For one thing, ChatGPT’s suggestions “aren’t always relevant.” Roth recounts being provided several search results, including local news that weren’t actually local to her.
OpenAI appears to be aware of how confined this basic functionality is — by making it easy for users to revert to a far more familiar method of searching the web.
“The limited search experience is probably why ChatGPT Atlas includes a link to Google in the top-right corner of each search results page,” Roth quipped.
Other users found that Atlas is heavily restricting many websites, including the New York Times and online banking portals.

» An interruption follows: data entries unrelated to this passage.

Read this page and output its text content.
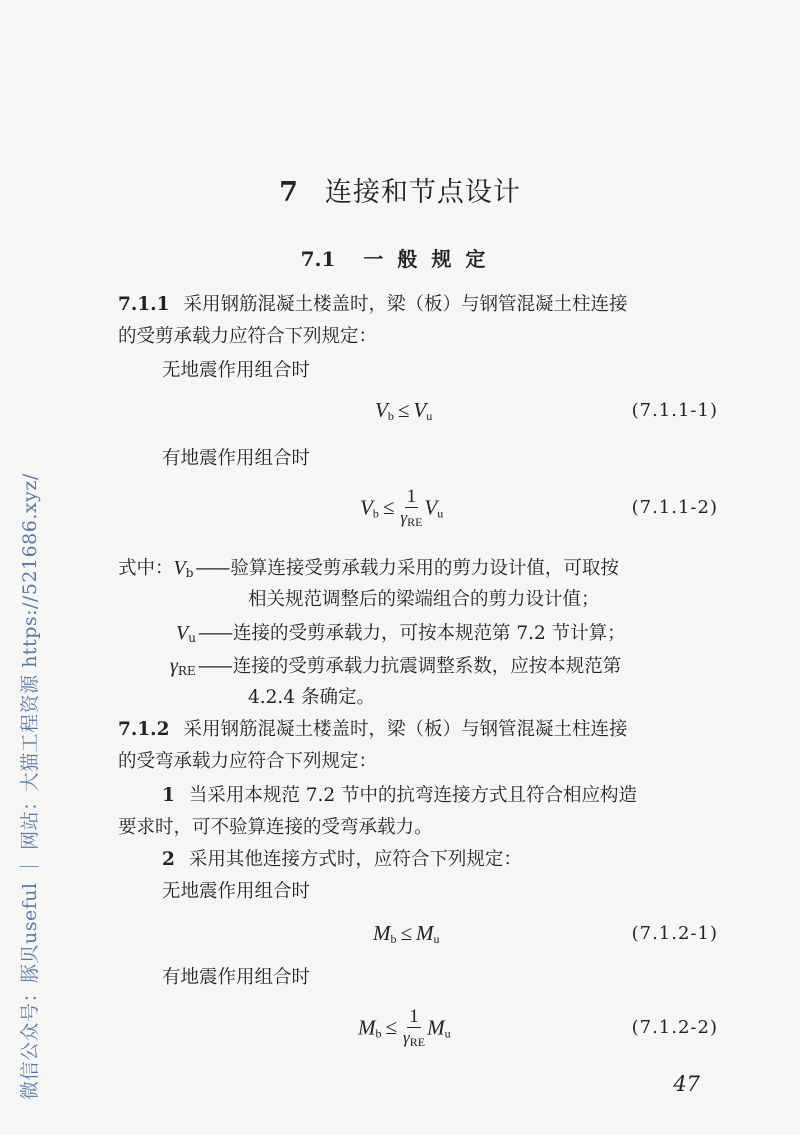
7 连接和节点设计
7.1 一般规定
7.1.1 采用钢筋混凝土楼盖时，梁（板）与钢管混凝土柱连接
的受剪承载力应符合下列规定：
无地震作用组合时
$V_b \le V_u$	(7.1.1-1)
有地震作用组合时
$V_b \le \frac{1}{\gamma_{RE}} V_u$	(7.1.1-2)
式中：$V_b$ —— 验算连接受剪承载力采用的剪力设计值，可取按
相关规范调整后的梁端组合的剪力设计值；
$V_u$ —— 连接的受剪承载力，可按本规范第 7.2 节计算；
$\gamma_{RE}$ —— 连接的受剪承载力抗震调整系数，应按本规范第
4.2.4 条确定。
7.1.2 采用钢筋混凝土楼盖时，梁（板）与钢管混凝土柱连接
的受弯承载力应符合下列规定：
1 当采用本规范 7.2 节中的抗弯连接方式且符合相应构造
要求时，可不验算连接的受弯承载力。
2 采用其他连接方式时，应符合下列规定：
无地震作用组合时
$M_b \le M_u$	(7.1.2-1)
有地震作用组合时
$M_b \le \frac{1}{\gamma_{RE}} M_u$	(7.1.2-2)
47
微信公众号：豚贝useful ｜ 网站：大猫工程资源 https://521686.xyz/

Overall, the experience appears almost indistinguishable from similar offerings, which doesn’t bode well. The browser itself is built on Google’s Chromium, an open-source browser project used by a wide swathe of browser companies, including Opera, Arc, and Brave.
“It’s basically a ChatGPT-flavored version of Gemini in Chrome and Perplexity’s AI assistant in Comet, and after a bit of early testing, seems to work about as well,” Roth wrote.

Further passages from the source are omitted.